L'analisi di vulnerabilità condotta sui siti web degli esercizi commerciali delle 3 città ha evidenziato come un sito su due sia poco o per nulla sicuro (48% del totale del campione) e quindi molto esposto ad attacchi da parte dei cyber-criminali. La maggior frequenza di siti internet molto vulnerabili riguarda esercizi commerciali aventi sede a Bari (61%, contro il 43% di Milano e il 40% di Roma).

 

Misure di protezione: non ci si protegge a sufficienza contro i ransomware e pochissimi si assicurano

La misura di protezione contro la cyber-criminalità più utilizzata dai commercianti è costituita dai software antivirus e firewall (91,6% a Milano, 89,4% a Roma, 92,6% Bari).

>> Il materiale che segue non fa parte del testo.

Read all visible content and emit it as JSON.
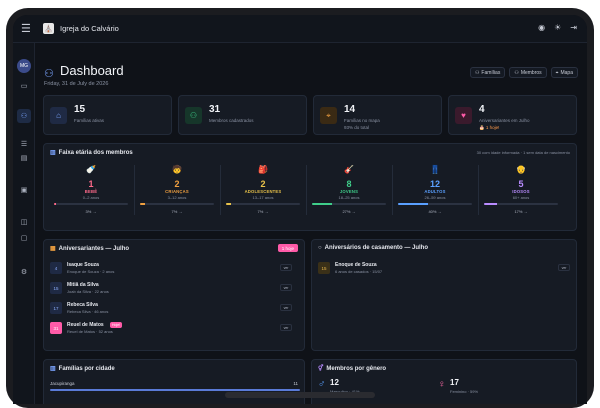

La meno utilizzata le coperture assicurative per i danni dovuti a cyber-attacchi (8,4% a Milano, 10,6% a Roma, 7,4% a Bari). I commercianti sono particolarmente esposti ai rischi legati ai ransomware (meno della metà crea con regolarità copie di backup dei file utilizzati per l'attività) e alle truffe tramite email di phishing (a Milano, ad esempio, più di un commerciante su cinque dichiara di non fare attenzione ai messaggi di posta elettronica sospetti).

 

 

Sicurezza dei siti che usano CMS: uno su tre è molto vulnerabile

Una delle falle più sfruttate dai cyber-criminali per attaccare un sito internet riguarda le vulnerabilità dei CMS (Content Management System,programmi di gestione dei siti Internet) quando questi non vengono utilizzati nella loro versione più aggiornata (e per questo più sicura). L'analisi ha evidenziato che un sito su tre (il 34,2%) dei commercianti che fanno uso di CMS è un bersaglio particolarmente vulnerabile ad eventi di cyber-criminalità dal momento che utilizza una versione arretrata e obsoleta.